Quicklime – An Essential Material of the Colonial Period
(Editor’s Note: On March 25th, Society President, David Knight and Mr. Reggie Callwood will help us explore the ruins at Cinnamon Bay and review restoration work and techniques used by Mr. Callwood in the 1960s and 70s to stabilize and preserve historic sites throughout the National Park on St. John. As background, David has excerpted and expanded upon some passages from his book, Into The Light – The Enigmatic History of Water Island in the Danish West Indies 1672-1917, which deal with the use of quicklime for both mortar and plaster.)
Five materials were the basic elements of sound construction during the early Danish colonial period in the West Indies: brick, stone, sand, timber, and limestone, from which “quicklime” for mortar and plaster was produced. Of these, only brick was initially imported, arriving in great quantities in the holds of incoming Northern European ships, as ballast.

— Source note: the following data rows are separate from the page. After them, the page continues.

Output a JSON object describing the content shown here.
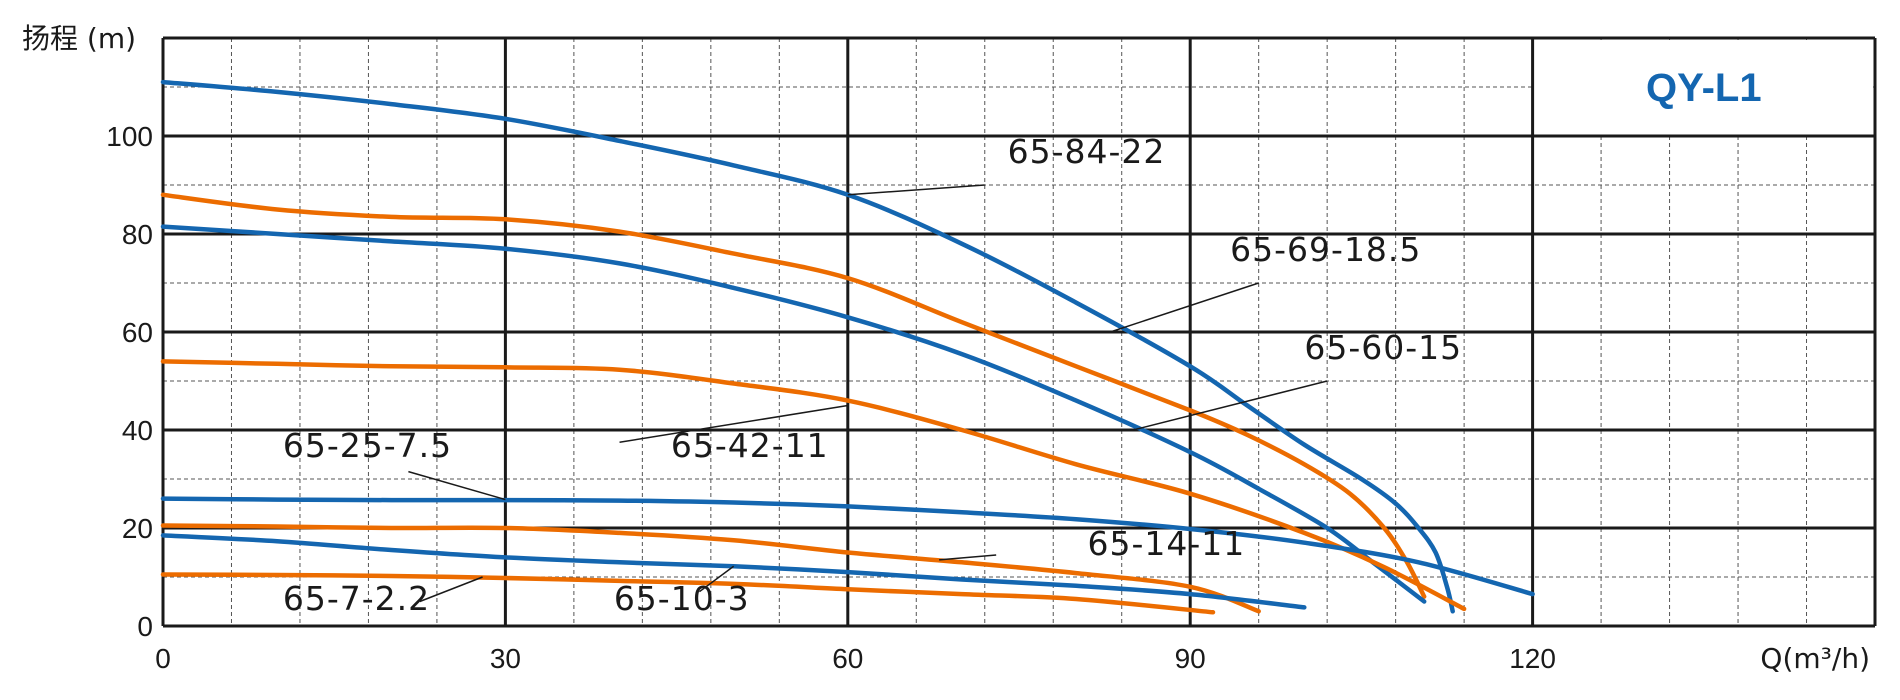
{
  "chart_data": {
    "type": "line",
    "title": "QY-L1",
    "xlabel": "Q(m³/h)",
    "ylabel": "扬程 (m)",
    "xlim": [
      0,
      150
    ],
    "ylim": [
      0,
      120
    ],
    "x_ticks": [
      0,
      30,
      60,
      90,
      120
    ],
    "y_ticks": [
      0,
      20,
      40,
      60,
      80,
      100
    ],
    "grid": true,
    "colors": {
      "blue": "#1466b0",
      "orange": "#ec6c00",
      "grid": "#1a1a1a",
      "title": "#1466b0"
    },
    "series": [
      {
        "name": "65-84-22",
        "color": "blue",
        "points": [
          [
            0,
            111
          ],
          [
            10,
            109
          ],
          [
            20,
            106.5
          ],
          [
            30,
            103.5
          ],
          [
            40,
            99
          ],
          [
            50,
            94
          ],
          [
            60,
            88
          ],
          [
            70,
            78
          ],
          [
            80,
            66
          ],
          [
            90,
            53
          ],
          [
            95,
            45
          ],
          [
            100,
            37
          ],
          [
            105,
            30
          ],
          [
            108,
            25
          ],
          [
            110,
            20
          ],
          [
            111.5,
            15
          ],
          [
            112.5,
            8
          ],
          [
            113,
            3
          ]
        ]
      },
      {
        "name": "65-69-18.5",
        "color": "orange",
        "points": [
          [
            0,
            88
          ],
          [
            10,
            85
          ],
          [
            20,
            83.5
          ],
          [
            30,
            83
          ],
          [
            40,
            80.5
          ],
          [
            50,
            76
          ],
          [
            60,
            71
          ],
          [
            70,
            62
          ],
          [
            80,
            53
          ],
          [
            90,
            44
          ],
          [
            95,
            39
          ],
          [
            100,
            33
          ],
          [
            104,
            27
          ],
          [
            107,
            20
          ],
          [
            109,
            13
          ],
          [
            110.5,
            6
          ]
        ]
      },
      {
        "name": "65-60-15",
        "color": "blue",
        "points": [
          [
            0,
            81.5
          ],
          [
            10,
            80
          ],
          [
            20,
            78.5
          ],
          [
            30,
            77
          ],
          [
            40,
            74
          ],
          [
            50,
            69
          ],
          [
            60,
            63
          ],
          [
            70,
            55.5
          ],
          [
            80,
            46
          ],
          [
            90,
            35.5
          ],
          [
            96,
            28
          ],
          [
            102,
            20
          ],
          [
            106,
            13
          ],
          [
            110.5,
            5
          ]
        ]
      },
      {
        "name": "65-42-11",
        "color": "orange",
        "points": [
          [
            0,
            54
          ],
          [
            10,
            53.5
          ],
          [
            20,
            53
          ],
          [
            30,
            52.8
          ],
          [
            40,
            52.3
          ],
          [
            50,
            49.5
          ],
          [
            60,
            46
          ],
          [
            70,
            40
          ],
          [
            80,
            33
          ],
          [
            90,
            27
          ],
          [
            100,
            19
          ],
          [
            107,
            12
          ],
          [
            114,
            3.5
          ]
        ]
      },
      {
        "name": "65-25-7.5",
        "color": "blue",
        "points": [
          [
            0,
            26
          ],
          [
            10,
            25.8
          ],
          [
            20,
            25.7
          ],
          [
            30,
            25.7
          ],
          [
            40,
            25.6
          ],
          [
            50,
            25.2
          ],
          [
            60,
            24.4
          ],
          [
            70,
            23.2
          ],
          [
            80,
            21.8
          ],
          [
            90,
            19.8
          ],
          [
            100,
            17
          ],
          [
            110,
            13
          ],
          [
            120,
            6.5
          ]
        ]
      },
      {
        "name": "65-14-11",
        "color": "orange",
        "points": [
          [
            0,
            20.5
          ],
          [
            10,
            20.3
          ],
          [
            20,
            20
          ],
          [
            30,
            20
          ],
          [
            40,
            19
          ],
          [
            50,
            17.5
          ],
          [
            60,
            15
          ],
          [
            70,
            13
          ],
          [
            80,
            10.8
          ],
          [
            90,
            8
          ],
          [
            96,
            3
          ]
        ]
      },
      {
        "name": "65-10-3",
        "color": "blue",
        "points": [
          [
            0,
            18.5
          ],
          [
            10,
            17.3
          ],
          [
            20,
            15.5
          ],
          [
            30,
            14
          ],
          [
            40,
            13
          ],
          [
            50,
            12.2
          ],
          [
            60,
            11
          ],
          [
            70,
            9.5
          ],
          [
            80,
            8.2
          ],
          [
            90,
            6.5
          ],
          [
            100,
            3.8
          ]
        ]
      },
      {
        "name": "65-7-2.2",
        "color": "orange",
        "points": [
          [
            0,
            10.5
          ],
          [
            10,
            10.4
          ],
          [
            20,
            10.2
          ],
          [
            30,
            9.8
          ],
          [
            40,
            9.2
          ],
          [
            50,
            8.6
          ],
          [
            60,
            7.5
          ],
          [
            70,
            6.5
          ],
          [
            80,
            5.5
          ],
          [
            92,
            2.8
          ]
        ]
      }
    ],
    "annotations": [
      {
        "text": "65-84-22",
        "at": [
          60,
          88
        ],
        "label_at": [
          74,
          94.5
        ],
        "line_end": [
          72,
          90
        ]
      },
      {
        "text": "65-69-18.5",
        "at": [
          83,
          60
        ],
        "label_at": [
          93.5,
          74.5
        ],
        "line_end": [
          96,
          70
        ]
      },
      {
        "text": "65-60-15",
        "at": [
          85,
          40
        ],
        "label_at": [
          100,
          54.5
        ],
        "line_end": [
          102,
          50
        ]
      },
      {
        "text": "65-42-11",
        "at": [
          60,
          45
        ],
        "label_at": [
          44.5,
          34.5
        ],
        "line_end": [
          40,
          37.5
        ]
      },
      {
        "text": "65-25-7.5",
        "at": [
          30,
          25.8
        ],
        "label_at": [
          10.5,
          34.5
        ],
        "line_end": [
          21.5,
          31.5
        ]
      },
      {
        "text": "65-14-11",
        "at": [
          68,
          13.5
        ],
        "label_at": [
          81,
          14.5
        ],
        "line_end": [
          73,
          14.5
        ]
      },
      {
        "text": "65-10-3",
        "at": [
          50,
          12.2
        ],
        "label_at": [
          39.5,
          3.3
        ],
        "line_end": [
          47,
          7
        ]
      },
      {
        "text": "65-7-2.2",
        "at": [
          28,
          10
        ],
        "label_at": [
          10.5,
          3.3
        ],
        "line_end": [
          22.5,
          5
        ]
      }
    ]
  }
}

While its consistency of form and geometric configuration made brick a perfect medium for leveling courses and precise detailing in corners or around windows and doorways, it was expensive when compared with other materials that could be harvested locally. For this reason, bricks were used sparingly in anything except high-end construction.

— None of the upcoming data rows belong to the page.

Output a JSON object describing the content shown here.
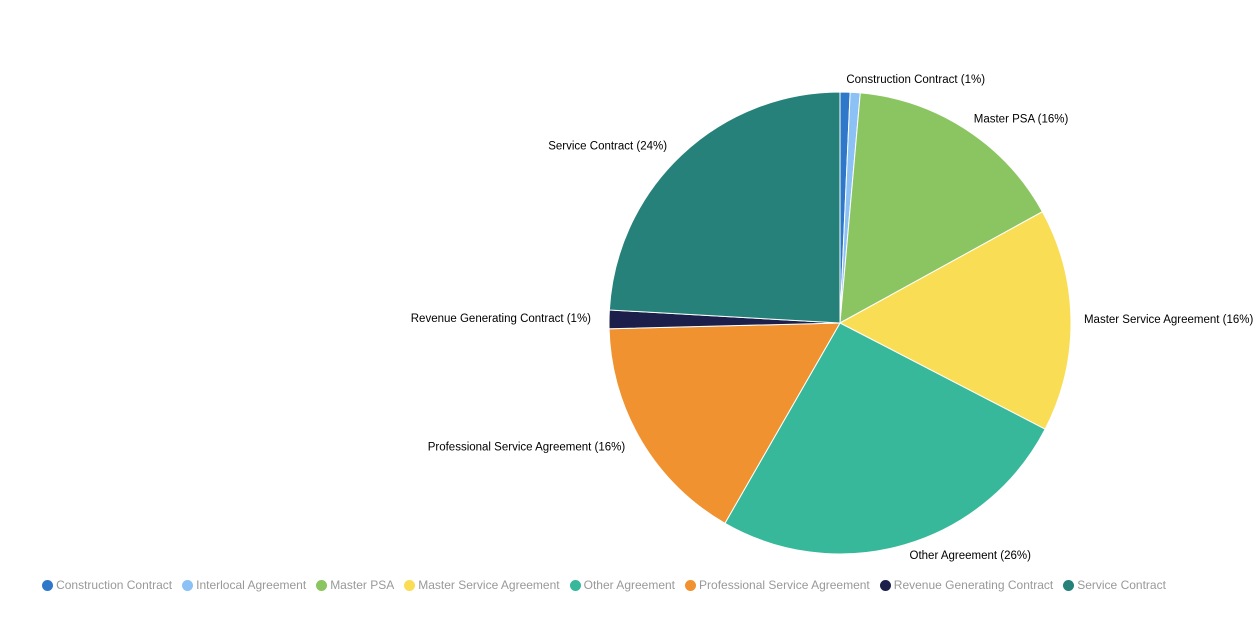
{
  "chart_data": {
    "type": "pie",
    "start_angle": "top, clockwise",
    "legend_placement": "bottom",
    "slices": [
      {
        "name": "Construction Contract",
        "value": 0.7,
        "label": "Construction Contract (1%)",
        "color": "#2f78c9"
      },
      {
        "name": "Interlocal Agreement",
        "value": 0.7,
        "label": "",
        "color": "#8cc1f5"
      },
      {
        "name": "Master PSA",
        "value": 15.6,
        "label": "Master PSA (16%)",
        "color": "#8bc561"
      },
      {
        "name": "Master Service Agreement",
        "value": 15.6,
        "label": "Master Service Agreement (16%)",
        "color": "#f9de55"
      },
      {
        "name": "Other Agreement",
        "value": 25.7,
        "label": "Other Agreement (26%)",
        "color": "#37b89a"
      },
      {
        "name": "Professional Service Agreement",
        "value": 16.3,
        "label": "Professional Service Agreement (16%)",
        "color": "#ef922f"
      },
      {
        "name": "Revenue Generating Contract",
        "value": 1.3,
        "label": "Revenue Generating Contract (1%)",
        "color": "#1b1f4a"
      },
      {
        "name": "Service Contract",
        "value": 24.1,
        "label": "Service Contract (24%)",
        "color": "#25817a"
      }
    ]
  }
}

Among the resources the islands of the West Indies possessed in great abundance were stone and sand, and it was some time before the readily available sources of these commodities became depleted to the point where it became necessary to travel any great distance to acquire them. Timber and limestone, on the other hand, were quickly depleted.
While the northern Virgin Islands are not known to have possessed any great quantities of geologically formed limestone, it had long been known that sedimentary, coral-based sand stone, coral, storm-strewn coral debris, shells, and even some beach sands, which the islands did indeed possess in abundance, could be utilized in the same manner as true limestone to produce quicklime. It can therefore be stated with certainty that the Danish term “kalkstien” (limestone), when used in the context of the Danish West Indies colony throughout the eighteenth century, refers not to a specific substance but to a mélange of locally available high-calcite materials.

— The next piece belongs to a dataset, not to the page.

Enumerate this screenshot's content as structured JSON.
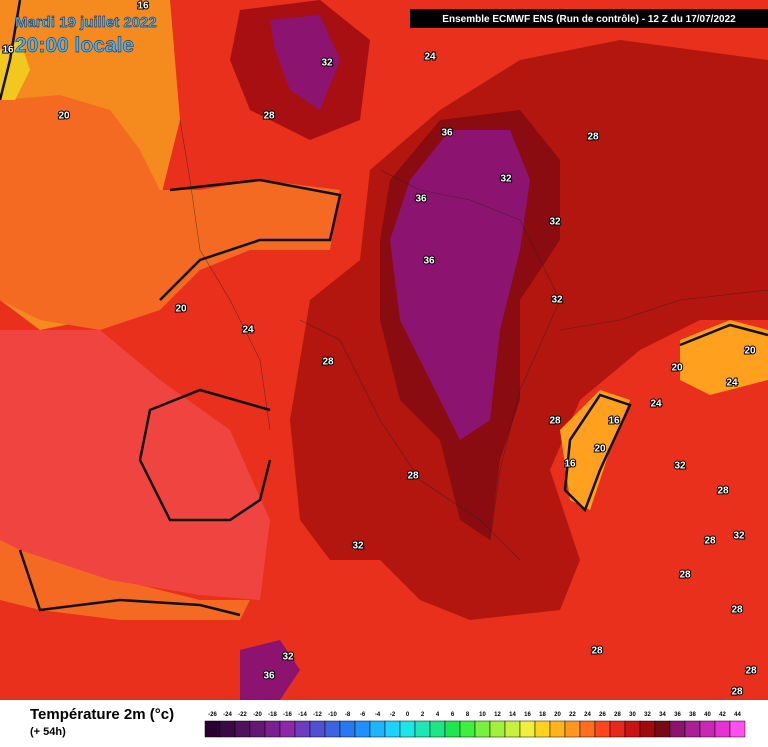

When coral, chalk, or limestone (calcium carbonate) are heated to temperatures of 1652° to 2012° F (900° to 1100° C) carbon dioxide is driven off leaving calcium oxide, a powdery substance, more commonly known as quicklime. Quicklime reacts thermally when brought into contact with water, producing calcium hydroxide. This substance continues to react with the atmosphere and eventually re-solidifies back into calcium carbonate; thereby completing the cycle from a solid mass, into powder, and back into a solid form.
The origins of lime production can be traced back to prehistoric times. Evidence of stone furnaces for lime burning have been unearthed in Khafaje in Mesopotamia dating to as early as 2450 BC, and we know that lime mortar was used in Crete in the Middle Minoan period, about 1800 BC. In Europe and Great Britain, large quantities of lime were utilized in the construction of the great churches, castles, and palaces of the middle ages. Still, it was not until the turn of the seventeenth century, when the use of brick became commonplace in vernacular construction, that the demand for lime mortar and the trade of the limeburner became widespread.
During the establishment of the Danish West Indies in the late seventeenth century, a limekiln would necessarily have been among the first structures to be erected before any substantial development could begin. Brick and stone, set and bonded with lime mortar and then sheathed with a lime-paste plaster, were the primary elements of sound construction throughout the colonial period: utilized first and foremost for the construction of fortifications, and later, as development progressed, for the erection of watch towers, warehouses, processing facilities, and residences.
As a spin-off of the lime business in the West Indies, brain coral also became an important element of local construction. Hoisted from the sea floor into ships, coral was easily sawn or chiseled into shape when freshly harvested, but upon exposure to the atmosphere, it quickly hardened into a highly durable building material with exceptionally high compression strength. For this reason it became a prized and valuable substance, utilized almost exclusively for comer and keystones. Coral culls from the shaping process were used as pointing material to fill and strengthen stone walls, while any leftovers were added to the limekiln for conversion to quicklime.
The importance of quicklime and coral to the islands’ developing infrastructure can not be overstated. Even half-timber buildings and rudimentary wattle and daub structures, which were erected by both enslaved laborers and the colony’s less affluent free citizens, required large quantities of lime-based mortar to construct. Packed lime floors and lime-based whitewash were also common features. Beyond its use as a construction material, quicklime had several important agro-industrial applications. It was applied as fertilizer to cane fields, used as a clarifier in sugar and indigo production, and as a drying agent in the tanning process. In short, quicklime was far more than a simple commodity. It was an ongoing necessity of colonial life.